The federal income tax is a pay-as-you-go tax. You must pay the tax as you earn or
receive income during the year. An employee usually has income tax withheld from his
or her pay. If you do not pay your tax through withholding, or do not pay enough tax that
way, you might have to pay estimated tax. If you are not required to make estimated tax
payments, you may pay any tax due when you file your return. For additional
information refer to Publication 583.
Estimated tax
Generally, you must pay taxes on income, including self-employment tax (discussed
next), by making regular payments of estimated tax during the year. For additional
information, refer to Estimated Taxes.

Self-Employment Tax
Self-employment tax (SE tax) is a social security and Medicare tax primarily for
individuals who work for themselves. Your payments of SE tax contribute to your
coverage under the social security system. Social security coverage provides you with
retirement benefits, disability benefits, survivor benefits, and hospital insurance
(Medicare) benefits.
Generally, you must pay SE tax and file Schedule SE (Form 1040) if either of the
following applies.

 If your net earnings from self-employment were $400 or more.

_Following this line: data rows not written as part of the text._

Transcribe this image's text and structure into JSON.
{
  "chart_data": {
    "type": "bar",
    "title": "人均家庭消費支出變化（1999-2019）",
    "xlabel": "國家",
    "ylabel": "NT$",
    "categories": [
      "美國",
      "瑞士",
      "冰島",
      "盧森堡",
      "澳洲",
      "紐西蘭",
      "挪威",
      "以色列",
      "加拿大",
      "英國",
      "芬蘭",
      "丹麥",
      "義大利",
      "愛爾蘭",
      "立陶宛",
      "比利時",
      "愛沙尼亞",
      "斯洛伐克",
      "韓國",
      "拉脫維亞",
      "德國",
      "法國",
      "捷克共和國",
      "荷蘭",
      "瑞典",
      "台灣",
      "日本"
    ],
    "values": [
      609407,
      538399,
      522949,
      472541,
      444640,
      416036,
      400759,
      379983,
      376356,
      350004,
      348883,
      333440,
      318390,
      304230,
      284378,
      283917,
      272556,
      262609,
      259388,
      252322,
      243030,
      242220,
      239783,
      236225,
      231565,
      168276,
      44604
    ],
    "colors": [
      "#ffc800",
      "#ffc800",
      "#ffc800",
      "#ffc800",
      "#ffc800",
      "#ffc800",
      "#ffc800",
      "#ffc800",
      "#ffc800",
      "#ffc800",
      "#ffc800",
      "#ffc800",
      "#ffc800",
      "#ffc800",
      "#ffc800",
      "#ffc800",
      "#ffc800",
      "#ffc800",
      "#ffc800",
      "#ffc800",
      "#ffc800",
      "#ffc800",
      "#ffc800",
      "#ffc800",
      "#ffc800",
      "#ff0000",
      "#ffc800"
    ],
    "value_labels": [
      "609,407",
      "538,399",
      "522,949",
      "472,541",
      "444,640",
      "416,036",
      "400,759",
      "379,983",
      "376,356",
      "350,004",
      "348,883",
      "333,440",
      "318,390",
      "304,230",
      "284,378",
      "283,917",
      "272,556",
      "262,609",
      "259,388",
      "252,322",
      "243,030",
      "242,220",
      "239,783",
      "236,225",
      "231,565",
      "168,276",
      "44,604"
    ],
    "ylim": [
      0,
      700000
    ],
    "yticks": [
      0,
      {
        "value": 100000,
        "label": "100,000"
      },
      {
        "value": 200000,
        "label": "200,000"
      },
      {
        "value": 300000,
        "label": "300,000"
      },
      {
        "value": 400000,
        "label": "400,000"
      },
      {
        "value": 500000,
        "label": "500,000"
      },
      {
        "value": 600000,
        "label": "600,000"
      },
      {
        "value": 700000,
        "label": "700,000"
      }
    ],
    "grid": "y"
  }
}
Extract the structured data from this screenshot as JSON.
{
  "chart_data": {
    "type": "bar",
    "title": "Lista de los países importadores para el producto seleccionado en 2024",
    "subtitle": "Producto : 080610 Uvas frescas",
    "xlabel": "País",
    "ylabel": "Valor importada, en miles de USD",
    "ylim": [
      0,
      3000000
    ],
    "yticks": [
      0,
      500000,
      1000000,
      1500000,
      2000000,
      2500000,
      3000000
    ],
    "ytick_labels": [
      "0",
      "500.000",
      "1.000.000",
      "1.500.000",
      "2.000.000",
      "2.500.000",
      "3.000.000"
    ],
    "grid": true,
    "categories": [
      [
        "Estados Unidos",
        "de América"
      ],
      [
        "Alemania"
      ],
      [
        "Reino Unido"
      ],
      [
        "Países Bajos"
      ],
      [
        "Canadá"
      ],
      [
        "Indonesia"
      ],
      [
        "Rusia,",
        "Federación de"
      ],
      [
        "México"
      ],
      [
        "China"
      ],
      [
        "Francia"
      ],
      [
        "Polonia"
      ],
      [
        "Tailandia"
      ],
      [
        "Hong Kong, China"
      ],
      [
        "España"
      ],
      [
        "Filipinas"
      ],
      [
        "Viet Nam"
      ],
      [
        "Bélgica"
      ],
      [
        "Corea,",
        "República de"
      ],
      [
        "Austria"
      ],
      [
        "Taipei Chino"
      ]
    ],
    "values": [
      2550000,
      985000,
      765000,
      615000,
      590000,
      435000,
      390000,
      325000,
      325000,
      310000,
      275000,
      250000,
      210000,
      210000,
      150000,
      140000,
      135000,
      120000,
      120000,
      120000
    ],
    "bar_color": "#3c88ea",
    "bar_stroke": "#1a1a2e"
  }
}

 If you work for a church or a qualified church-controlled organization (other than as a
minister or member of a religious order) that elected an exemption from social security
and Medicare taxes, you are subject to SE tax if you receive $108.28 or more in wages
from the church or organization.

Note: There are special rules and exceptions for aliens, fishing crew members, notary
public, state or local government employees, foreign government or international
organization employees, etc. For additional information, refer to Self-Employment Tax.

Employment Taxes
When you have employees, you as the employer have certain employment tax
responsibilities that you must pay and forms you must file. Employment taxes include
the following:

 Social security and Medicare taxes


 Federal income tax withholding
 Federal unemployment (FUTA) tax

For additional information, refer to Employment Taxes for Small Businesses.

Excise Tax
This section describes the excise taxes you may have to pay and the forms you have to
file if you do any of the following.

 Manufacture or sell certain products.


 Operate certain kinds of businesses.
 Use various kinds of equipment, facilities, or products.
 Receive payment for certain services.
Form 720 - The federal excise taxes reported on Form 720, consist of several broad
categories of taxes, including the following.

 Environmental taxes.
 Communications and air transportation taxes.
 Fuel taxes.
 Tax on the first retail sale of heavy trucks, trailers, and tractors.
 Manufacturers taxes on the sale or use of a variety of different articles

Form 2290 - There is a federal excise tax on certain trucks, truck tractors, and buses
used on public highways. The tax applies to vehicles having a taxable gross weight of
55,000 pounds or more. Report the tax on Form 2290. For additional information, see
the instructions for Form 2290 .
Form 730 - If you are in the business of accepting wagers or conducting a wagering
pool or lottery, you may be liable for the federal excise tax on wagering. Use Form 730,
to figure the tax on the wagers you receive.
Form 11-C - Use Form 11-C, Occupational Tax and Registration Return for Wagering,
to register for any wagering activity and to pay the federal occupational tax on wagering.
Excise tax has several general excise tax programs. One of the major components of
the excise program is motor fuel. For additional information, refer to Excise Taxes.